Seramag

Primers were designed to amplify a 150–250 bp region surrounding the cut site. Genomic DNA was amplified in two rounds using NEBNext Ultra II Q5 HiFi polymerase (New England Biolabs). In the first round, Illumina adapter sequences were included at the ends of the primers amplifying the genomic DNA in 20 reaction cycles. In the second round, 1 µL from the first PCR was used as input and i7 / i5 Illumina indexes were added in 10 reaction cycles. Common amplicons were then pooled and purified using 0.8x SPRI beads (SeraMag; Cytiva). Concentrations were measured on a Qubit and further analyzed for amplicon length and sample purity on a TapeStation high-sensitivity DNA flow cell (Agilent). Pools were then normalized and combined. The combined samples were sequenced either with a MiSeq 2 × 100 paired-end or a NextSeq2000 2 × 150 paired-end (Illumina) by the Functional Genomics Centre Zurich (FGCZ) in combination with the Genome Engineering and Measurement Lab (GEML) at ETH Zurich. The target average read count per amplicon was 100–200k reads.

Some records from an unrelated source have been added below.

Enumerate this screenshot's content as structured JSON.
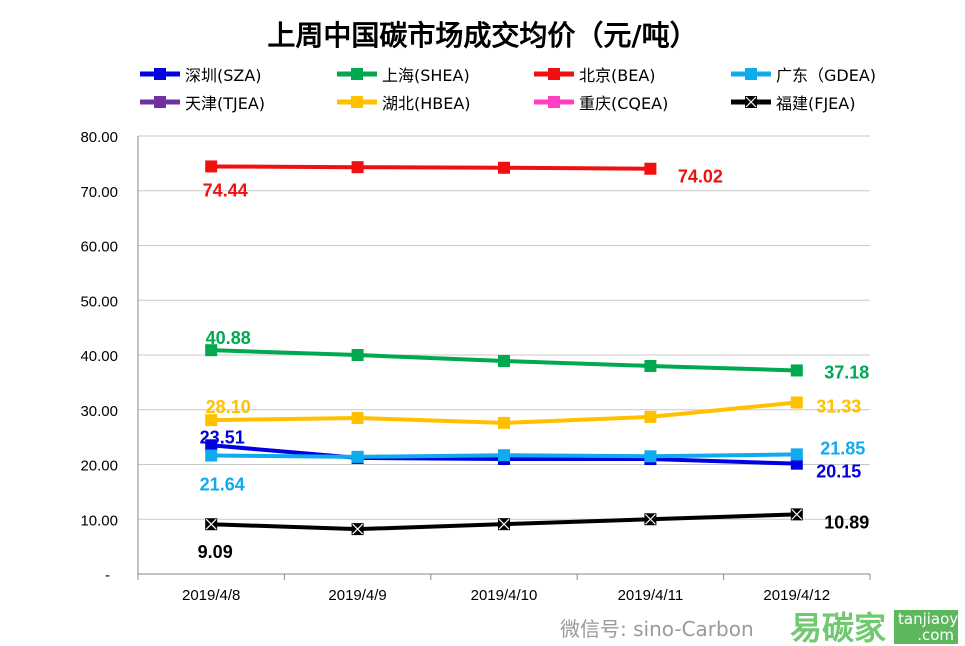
{
  "chart_data": {
    "type": "line",
    "title": "上周中国碳市场成交均价（元/吨）",
    "xlabel": "",
    "ylabel": "",
    "categories": [
      "2019/4/8",
      "2019/4/9",
      "2019/4/10",
      "2019/4/11",
      "2019/4/12"
    ],
    "ylim": [
      0,
      80
    ],
    "yticks": [
      "-",
      "10.00",
      "20.00",
      "30.00",
      "40.00",
      "50.00",
      "60.00",
      "70.00",
      "80.00"
    ],
    "grid": true,
    "legend_position": "top",
    "series": [
      {
        "name": "深圳(SZA)",
        "color": "#0000e0",
        "marker": "square",
        "values": [
          23.51,
          21.2,
          21.0,
          21.0,
          20.15
        ],
        "labels": [
          "23.51",
          null,
          null,
          null,
          "20.15"
        ]
      },
      {
        "name": "上海(SHEA)",
        "color": "#00a850",
        "marker": "square",
        "values": [
          40.88,
          40.0,
          38.9,
          38.0,
          37.18
        ],
        "labels": [
          "40.88",
          null,
          null,
          null,
          "37.18"
        ]
      },
      {
        "name": "北京(BEA)",
        "color": "#f01010",
        "marker": "square",
        "values": [
          74.44,
          74.3,
          74.2,
          74.02,
          null
        ],
        "labels": [
          "74.44",
          null,
          null,
          "74.02",
          null
        ]
      },
      {
        "name": "广东（GDEA)",
        "color": "#10aaee",
        "marker": "square",
        "values": [
          21.64,
          21.4,
          21.7,
          21.5,
          21.85
        ],
        "labels": [
          "21.64",
          null,
          null,
          null,
          "21.85"
        ]
      },
      {
        "name": "天津(TJEA)",
        "color": "#7030a0",
        "marker": "square",
        "values": [
          null,
          null,
          null,
          null,
          null
        ],
        "labels": [
          null,
          null,
          null,
          null,
          null
        ]
      },
      {
        "name": "湖北(HBEA)",
        "color": "#ffc000",
        "marker": "square",
        "values": [
          28.1,
          28.5,
          27.6,
          28.7,
          31.33
        ],
        "labels": [
          "28.10",
          null,
          null,
          null,
          "31.33"
        ]
      },
      {
        "name": "重庆(CQEA)",
        "color": "#ff40c0",
        "marker": "square",
        "values": [
          null,
          null,
          null,
          null,
          null
        ],
        "labels": [
          null,
          null,
          null,
          null,
          null
        ]
      },
      {
        "name": "福建(FJEA)",
        "color": "#000000",
        "marker": "x-square",
        "values": [
          9.09,
          8.2,
          9.1,
          10.0,
          10.89
        ],
        "labels": [
          "9.09",
          null,
          null,
          null,
          "10.89"
        ]
      }
    ]
  },
  "watermark": {
    "wechat": "微信号: sino-Carbon",
    "brand": "易碳家",
    "site": "tanjiaoyi .com"
  }
}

Primers were designed to amplify a ~6 kb region surrounding the expected cut site. 600 ng of genomic DNA (corresponding to ~1 × 10⁵ cells) was amplified using Q5 (Q5 High-Fidelity DNA Polymerase, New England Biolabs) with an annealing temperature of 60 °C, extension time of 3 min 30 s, and a cycle number of 30. Common amplicons were then pooled and purified using 0.5x SPRI beads (Sera-Mag; Cytiva). Purified amplicons were then given to Functional Genomics Centre Zurich (FGCZ) for indexing. Indexed amplicons were analyzed on a PacBio Sequel IIe with a SMRT Cell 8 M, 30 h movie.

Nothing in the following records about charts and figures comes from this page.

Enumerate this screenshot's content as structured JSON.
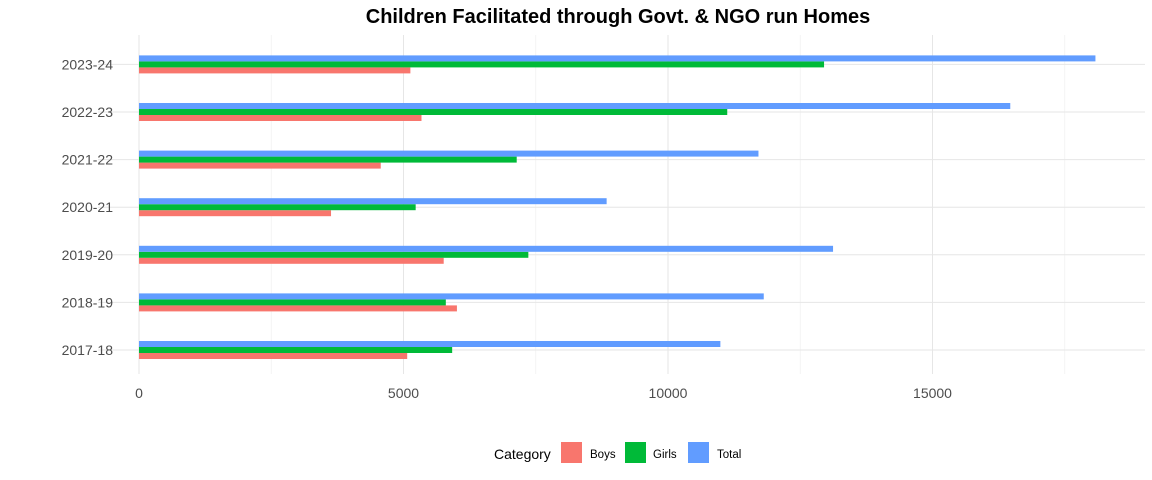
{
  "chart_data": {
    "type": "bar",
    "orientation": "horizontal",
    "title": "Children Facilitated through Govt. & NGO run Homes",
    "xlabel": "",
    "ylabel": "",
    "categories": [
      "2017-18",
      "2018-19",
      "2019-20",
      "2020-21",
      "2021-22",
      "2022-23",
      "2023-24"
    ],
    "series": [
      {
        "name": "Boys",
        "color": "#F8766D",
        "values": [
          5070,
          6010,
          5760,
          3630,
          4570,
          5340,
          5130
        ]
      },
      {
        "name": "Girls",
        "color": "#00BA38",
        "values": [
          5920,
          5800,
          7360,
          5230,
          7140,
          11120,
          12950
        ]
      },
      {
        "name": "Total",
        "color": "#619CFF",
        "values": [
          10990,
          11810,
          13120,
          8840,
          11710,
          16470,
          18080
        ]
      }
    ],
    "xlim": [
      -900,
      19000
    ],
    "x_ticks": [
      0,
      5000,
      10000,
      15000
    ],
    "x_tick_labels": [
      "0",
      "5000",
      "10000",
      "15000"
    ],
    "grid": true,
    "legend": {
      "title": "Category",
      "position": "bottom",
      "labels": [
        "Boys",
        "Girls",
        "Total"
      ]
    }
  }
}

Co-IP lysates were prepared as above using 40 μL α-FLAG-conjugated magnetic beads. Following Co-IP, samples were resuspended in Co-IP buffer with reduced Triton X-100 (0.1%). To prepare samples for mass spectrometry, FLAG-tagged affinity purifications were eluted, reduced, and alkylated using 5% (w/v) sodium dodecyl-sulfate, 10 mM tris(2-carboxyethylphosphine), 40 mM 2-chloroacetamide, 50 mM Tris-HCl, pH 8.5, boiled for 10 min, and incubated shaking at 1000 rpm at 37°C for 30 min. Affinity-purified proteins were digested using the SP3 method with Sera-Mag™ carboxylate-functionalized SpeedBeads (Cytiva).^{54 (link)} Cleaned-up peptides were then dried in a SpeedVac vacuum concentrator and stored at −20°C until analysis.

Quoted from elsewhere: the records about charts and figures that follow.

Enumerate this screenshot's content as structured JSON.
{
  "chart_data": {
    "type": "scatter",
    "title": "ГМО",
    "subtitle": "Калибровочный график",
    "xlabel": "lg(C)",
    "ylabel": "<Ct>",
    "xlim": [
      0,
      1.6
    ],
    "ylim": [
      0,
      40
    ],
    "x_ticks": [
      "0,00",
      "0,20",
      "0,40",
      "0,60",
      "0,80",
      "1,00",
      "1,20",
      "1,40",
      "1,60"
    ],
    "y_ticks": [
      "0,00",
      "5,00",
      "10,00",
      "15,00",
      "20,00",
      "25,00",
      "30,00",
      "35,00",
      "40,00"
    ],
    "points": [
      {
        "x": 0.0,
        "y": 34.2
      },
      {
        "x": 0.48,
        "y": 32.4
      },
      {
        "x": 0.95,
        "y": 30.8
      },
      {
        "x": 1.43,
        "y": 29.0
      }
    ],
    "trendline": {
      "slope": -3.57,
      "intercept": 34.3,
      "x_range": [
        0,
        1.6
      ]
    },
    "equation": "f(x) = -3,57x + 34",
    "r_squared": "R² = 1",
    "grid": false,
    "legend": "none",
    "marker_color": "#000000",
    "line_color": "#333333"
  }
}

Tryptic peptides were suspended in 3% (v/v) acetonitrile, 0.1% (v/v) trifluoroacetic acid and directly injected onto a reversed-phase C18 1.7 μm, 130 Å, 75 mm × 250 mm M-class column (Waters), using an Ultimate 3000 nanoUPLC (ThermoFisher). Peptides were eluted with an acetonitrile gradient and detected using a Q-Exactive HF-X mass spectrometer (ThermoFisher). Raw files were searched against the Uniprot Human database UP000005640 using MaxQuant v.1.6.14.0. All peptide and protein identifications were thresholded at a 1% false discovery rate. Statistical analysis was performed on log2-transformed iBAQ intensities using limma.